Is it possible to convert floats from big to little endian? I have a big endian value from a PowerPC platform that I am sendING via TCP to a Windows process (little endian). This value is a float, but when I memcpy the value into a Win32 float type and then call _byteswap_ulongon that value, I always get 0.0000?
What am I doing wrong?
simply reverse the four bytes works
float ReverseFloat( const float inFloat )
{
float retVal;
char *floatToConvert = ( char* ) & inFloat;
char *returnFloat = ( char* ) & retVal;
// swap the bytes into a temporary buffer
returnFloat[0] = floatToConvert[3];
returnFloat[1] = floatToConvert[2];
returnFloat[2] = floatToConvert[1];
returnFloat[3] = floatToConvert[0];
return retVal;
}
Here is a function can reverse byte order of any type.
template <typename T>
T bswap(T val) {
T retVal;
char *pVal = (char*) &val;
char *pRetVal = (char*)&retVal;
int size = sizeof(T);
for(int i=0; i<size; i++) {
pRetVal[size-1-i] = pVal[i];
}
return retVal;
}
I found something roughly like this a long time ago. It was good for a laugh, but ingest at your own peril. I've not even compiled it:
void * endian_swap(void * arg)
{
unsigned int n = *((int*)arg);
n = ((n >> 8) & 0x00ff00ff) | ((n << 8) & 0xff00ff00);
n = ((n >> 16) & 0x0000ffff) | ((n << 16) & 0xffff0000);
*arg = n;
return arg;
}
An elegant way to do the byte exchange is to use a union:
float big2little (float f)
{
union
{
float f;
char b[4];
} src, dst;
src.f = f;
dst.b[3] = src.b[0];
dst.b[2] = src.b[1];
dst.b[1] = src.b[2];
dst.b[0] = src.b[3];
return dst.f;
}
Following jjmerelo's recommendation to write a loop, a more generic solution could be:
typedef float number_t;
#define NUMBER_SIZE sizeof(number_t)
number_t big2little (number_t n)
{
union
{
number_t n;
char b[NUMBER_SIZE];
} src, dst;
src.n = n;
for (size_t i=0; i<NUMBER_SIZE; i++)
dst.b[i] = src.b[NUMBER_SIZE-1 - i];
return dst.n;
}
Don't memcpy the data directly into a float type. Keep it as char data, swap the bytes and then treat it as a float.

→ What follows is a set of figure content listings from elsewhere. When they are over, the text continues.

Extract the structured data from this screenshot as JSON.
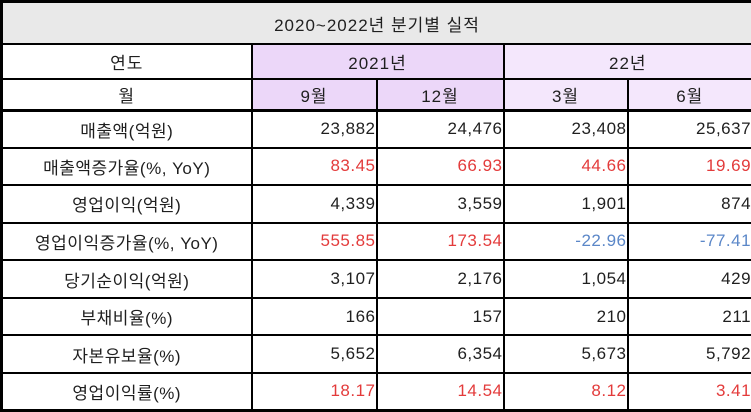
{
  "title": "2020~2022년  분기별  실적",
  "header": {
    "year_label": "연도",
    "month_label": "월",
    "year_groups": [
      {
        "label": "2021년",
        "months": [
          "9월",
          "12월"
        ]
      },
      {
        "label": "22년",
        "months": [
          "3월",
          "6월"
        ]
      }
    ]
  },
  "rows": [
    {
      "label": "매출액(억원)",
      "values": [
        {
          "t": "23,882",
          "c": "default"
        },
        {
          "t": "24,476",
          "c": "default"
        },
        {
          "t": "23,408",
          "c": "default"
        },
        {
          "t": "25,637",
          "c": "default"
        }
      ]
    },
    {
      "label": "매출액증가율(%, YoY)",
      "values": [
        {
          "t": "83.45",
          "c": "up"
        },
        {
          "t": "66.93",
          "c": "up"
        },
        {
          "t": "44.66",
          "c": "up"
        },
        {
          "t": "19.69",
          "c": "up"
        }
      ]
    },
    {
      "label": "영업이익(억원)",
      "values": [
        {
          "t": "4,339",
          "c": "default"
        },
        {
          "t": "3,559",
          "c": "default"
        },
        {
          "t": "1,901",
          "c": "default"
        },
        {
          "t": "874",
          "c": "default"
        }
      ]
    },
    {
      "label": "영업이익증가율(%, YoY)",
      "values": [
        {
          "t": "555.85",
          "c": "up"
        },
        {
          "t": "173.54",
          "c": "up"
        },
        {
          "t": "-22.96",
          "c": "down"
        },
        {
          "t": "-77.41",
          "c": "down"
        }
      ]
    },
    {
      "label": "당기순이익(억원)",
      "values": [
        {
          "t": "3,107",
          "c": "default"
        },
        {
          "t": "2,176",
          "c": "default"
        },
        {
          "t": "1,054",
          "c": "default"
        },
        {
          "t": "429",
          "c": "default"
        }
      ]
    },
    {
      "label": "부채비율(%)",
      "values": [
        {
          "t": "166",
          "c": "default"
        },
        {
          "t": "157",
          "c": "default"
        },
        {
          "t": "210",
          "c": "default"
        },
        {
          "t": "211",
          "c": "default"
        }
      ]
    },
    {
      "label": "자본유보율(%)",
      "values": [
        {
          "t": "5,652",
          "c": "default"
        },
        {
          "t": "6,354",
          "c": "default"
        },
        {
          "t": "5,673",
          "c": "default"
        },
        {
          "t": "5,792",
          "c": "default"
        }
      ]
    },
    {
      "label": "영업이익률(%)",
      "values": [
        {
          "t": "18.17",
          "c": "up"
        },
        {
          "t": "14.54",
          "c": "up"
        },
        {
          "t": "8.12",
          "c": "up"
        },
        {
          "t": "3.41",
          "c": "up"
        }
      ]
    }
  ],
  "colors": {
    "default": "#1f1f1f",
    "up": "#e33b3b",
    "down": "#5b87c8",
    "header_2021_bg": "#ecd7f9",
    "header_2022_bg": "#f4e7fc",
    "title_bg": "#e9e9e9",
    "border": "#000000"
  }
}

From SDL_endian.h with slight changes:
std::uint32_t Swap32(std::uint32_t x)
{
return static_cast<std::uint32_t>((x << 24) | ((x << 8) & 0x00FF0000) |
((x >> 8) & 0x0000FF00) | (x >> 24));
}
float SwapFloat(float x)
{
union
{
float f;
std::uint32_t ui32;
} swapper;
swapper.f = x;
swapper.ui32 = Swap32(swapper.ui32);
return swapper.f;
}
This value is a float, but when I "memcpy" the value into a win32 float type and then call
_byteswap_ulongon that value, I always get 0.0000?
This should work. Can you post the code you have?
However, if you care for performance (perhaps you do not, in that case you can ignore the rest), it should be possible to avoid memcpy, either by directly loading it into the target location and swapping the bytes there, or using a swap which does the swapping while copying.
in some case, especially on modbus: network byte order for a float is:
nfloat[0] = float[1]
nfloat[1] = float[0]
nfloat[2] = float[3]
nfloat[3] = float[2]
Boost libraries have already been mentioned by @morteza and @AnotherParker, stating that the support for float was removed. However, it was added back in a subset of the library since they wrote their comments.
Using Boost.Endian conversion functions, version 1.77.0 as I wrote this answer, you can do the following:
float input = /* some value */;
float reversed = input;
boost::endian::endian_reverse_inplace(reversed);
Check the FAQ to learn why the support was removed then partially added back (mainly, because a reversed float may not be valid anymore) and here for the support history.
quick hack:
#define FBIT32_REVERSE(val) htonl(*(long*) &val)